Premise of the study: The first-year tree seedling (FYS) life stage may be a critical demographic bottleneck in semi-arid, seasonally dry ecosystems such as savannas. Given the highly variable water availability and potentially strong FYS-grass competition for water here, FYS water-use strategies may play a crucial role in FYS establishment and, ultimately, tree-grass competition and coexistence.

Methods: We examined drought responses in FYS of two tree species that are dominant on opposite ends of an aridity gradient in Serengeti, Acacia (=Vachellia) tortilis and A. robusta. Within a glasshouse experiment, gas exchange and whole-plant hydraulic conductance (K_plant) were measured while soil water potential (Ψ_soil) declined. Trajectory of the Ψ_leaf/Ψ_soil relationship during drought elucidated the degree of iso/anisohydry.

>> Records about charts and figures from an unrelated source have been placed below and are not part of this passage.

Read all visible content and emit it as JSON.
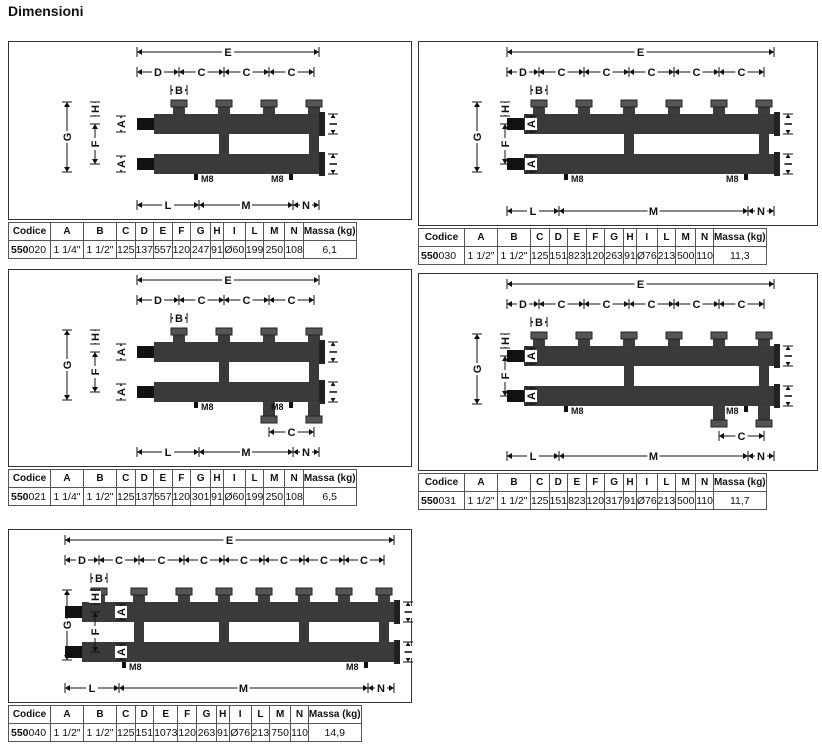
{
  "title": "Dimensioni",
  "headers": [
    "Codice",
    "A",
    "B",
    "C",
    "D",
    "E",
    "F",
    "G",
    "H",
    "I",
    "L",
    "M",
    "N",
    "Massa (kg)"
  ],
  "labels": {
    "E": "E",
    "D": "D",
    "C": "C",
    "B": "B",
    "A": "A",
    "F": "F",
    "G": "G",
    "H": "H",
    "I": "I",
    "L": "L",
    "M": "M",
    "N": "N",
    "M8": "M8"
  },
  "panels": [
    {
      "code_bold": "550",
      "code_rest": "020",
      "values": [
        "1 1/4\"",
        "1 1/2\"",
        "125",
        "137",
        "557",
        "120",
        "247",
        "91",
        "Ø60",
        "199",
        "250",
        "108",
        "6,1"
      ]
    },
    {
      "code_bold": "550",
      "code_rest": "030",
      "values": [
        "1 1/2\"",
        "1 1/2\"",
        "125",
        "151",
        "823",
        "120",
        "263",
        "91",
        "Ø76",
        "213",
        "500",
        "110",
        "11,3"
      ]
    },
    {
      "code_bold": "550",
      "code_rest": "021",
      "values": [
        "1 1/4\"",
        "1 1/2\"",
        "125",
        "137",
        "557",
        "120",
        "301",
        "91",
        "Ø60",
        "199",
        "250",
        "108",
        "6,5"
      ]
    },
    {
      "code_bold": "550",
      "code_rest": "031",
      "values": [
        "1 1/2\"",
        "1 1/2\"",
        "125",
        "151",
        "823",
        "120",
        "317",
        "91",
        "Ø76",
        "213",
        "500",
        "110",
        "11,7"
      ]
    },
    {
      "code_bold": "550",
      "code_rest": "040",
      "values": [
        "1 1/2\"",
        "1 1/2\"",
        "125",
        "151",
        "1073",
        "120",
        "263",
        "91",
        "Ø76",
        "213",
        "750",
        "110",
        "14,9"
      ]
    }
  ]
}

Key results: Both species were strongly anisohydric “water-spenders,” allowing rapid wet-season C gain after pulses of moisture availability. Despite being equally vulnerable to declines in K_plant under severe drought, they differed in their rates of water use. A. tortilis, which occurs in the more arid regions, initially had greater K_max, transpiration (E), and photosynthesis (A_net) than A. robusta.

Conclusions: This work demonstrates an important mechanism of FYS establishment in savannas: rather than investing in drought tolerance, savanna FYS maximize gas exchange during wet periods at the expense of desiccation during dry seasons. FYS establishment appears dependent upon high C uptake during the pulses of water availability that characterize habitats dominated by these species. This study increases our understanding of species-scale plant ecophysiology and ecosystem-scale patterns of tree-grass coexistence.